Wednesday 13th October.
Between Pied Wheatear and Subalpine Warbler, the Wheatear had to take priority. So the day began on St. Marys, with a Turtle Dove around Porthmellon to start with. At least it gave another chance to see the Common Rosefinch from the Tremelethen Trail, which I did manage to see this time. So then over to the golf course.
Unfortunately it appeared that the Pied Wheatear had gone, just a Northern Wheatear around. And during the morning the Subalpine Warbler was still around on Bryher, so I decided to cut my losses and take my first boat to an off-island.
Just before docking at Bryher a Peregrine flew around over the boat. You could tell this was the Tundra Peregrine, with a very distinctive head pattern. Very pale on top with a dark stripe through the eye and through the middle of the bird's head. Turns out that this race of Peregrine is a long distance migrant and should be spending the winter in South America. Interesting stuff.
The Subalpine Warbler had been favouring an area of gorse near to the Fraggle Rock cafe (I won't mention the obvious, because Fraggle Rock was rubbish, not a patch on The Muppet Show!). Walking towards the site I noticed a sylvia warbler drop into the gorse, so waited whilst everyone else continued walking. Can't believe no-one else saw that, and after about 10 minutes the warbler popped up which was indeed the Subalpine. Very satisfying to call it out to others.
Also around Bryher were a very showy Red-breasted Flycatcher and a tired looking Short-eared Owl.
There was also an Icterine Warbler and Lapland Bunting around, but didn't get time for those. An afternoon boat leaves you with about two hours on an island, besides I could return another day.
So to end a successful day, over to the Scillonian club for the bird log. One bit of the log did tickle me, when the chap with the microphone said Black-eared Wheatear slightly wrong, and came out as "Black Weird Eat-ear". I like a good Spoonerism, and that's one Ronnie Barker would be proud of!
Thursday 14th October.
What to do today? A Melodious Warbler had been on St. Martins, so lets give that a try for the day. Taking the morning boat suddenly looked like a very good decision, as the pager then mentioned a Tawny Pipit also on St. Martins, around Lower Town.
For most of the day however, pretty frustrating going. On arrival at the Lower Town dunes, I did manage to see a large Pipit with an odd-sounding call (well it was to me) fly out of the dunes and towards the next island west, Tean. Well, if that was the Tawny Pipit then I want a better view than that. As for the Melodious Warbler, that wasn't seen for most of the day either. Two Spoonbills flew in though.
But fortunes completely changed with about an hour or so before the 4:30 boat was due to leave. The Tawny Pipit was refound in the dunes and showed wonderfully well. A big relief, as the morning's flight view was completely unsatisfactory.

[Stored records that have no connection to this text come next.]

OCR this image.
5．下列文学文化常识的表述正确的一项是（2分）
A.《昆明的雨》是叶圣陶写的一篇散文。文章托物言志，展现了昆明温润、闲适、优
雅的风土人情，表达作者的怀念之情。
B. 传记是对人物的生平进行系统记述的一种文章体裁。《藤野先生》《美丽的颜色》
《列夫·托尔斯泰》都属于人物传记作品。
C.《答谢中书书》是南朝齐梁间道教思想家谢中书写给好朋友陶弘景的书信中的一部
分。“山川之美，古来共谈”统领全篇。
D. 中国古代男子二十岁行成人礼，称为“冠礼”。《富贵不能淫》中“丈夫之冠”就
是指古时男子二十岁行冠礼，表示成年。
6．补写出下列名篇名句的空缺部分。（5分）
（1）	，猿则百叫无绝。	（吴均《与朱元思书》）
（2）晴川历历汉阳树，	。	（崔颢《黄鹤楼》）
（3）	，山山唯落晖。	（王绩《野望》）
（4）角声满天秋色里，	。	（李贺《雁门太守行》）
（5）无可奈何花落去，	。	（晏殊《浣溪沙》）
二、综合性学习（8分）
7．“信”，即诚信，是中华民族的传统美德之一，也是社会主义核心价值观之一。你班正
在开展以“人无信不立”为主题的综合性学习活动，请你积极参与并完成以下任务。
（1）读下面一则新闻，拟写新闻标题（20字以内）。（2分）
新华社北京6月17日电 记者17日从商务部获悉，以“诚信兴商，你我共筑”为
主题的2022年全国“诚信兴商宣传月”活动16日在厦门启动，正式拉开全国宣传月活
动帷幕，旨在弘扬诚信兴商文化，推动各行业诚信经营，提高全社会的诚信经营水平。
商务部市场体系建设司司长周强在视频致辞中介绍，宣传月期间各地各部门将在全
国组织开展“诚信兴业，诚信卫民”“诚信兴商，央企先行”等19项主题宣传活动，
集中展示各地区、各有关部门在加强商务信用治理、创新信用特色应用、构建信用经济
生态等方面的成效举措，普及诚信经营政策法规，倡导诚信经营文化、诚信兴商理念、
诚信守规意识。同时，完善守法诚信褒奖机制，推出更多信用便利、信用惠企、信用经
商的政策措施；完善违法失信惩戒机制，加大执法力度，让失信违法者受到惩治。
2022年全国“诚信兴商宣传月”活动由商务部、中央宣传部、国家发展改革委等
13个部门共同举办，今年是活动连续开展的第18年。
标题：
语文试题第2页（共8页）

Shortly after that, the Melodious Warbler was refound next to the Seven Stones pub. Somehow I manage to beat most people to it, must've found a shortcut. So a few other birders and I had about a minute with the Warbler (my second lifer of the trip) before the "trudge trudge trudge" sound of boots got louder and louder!
Also offshore from St. Martins were a Slavonian Grebe and a summer-plumaged Great Northern Diver.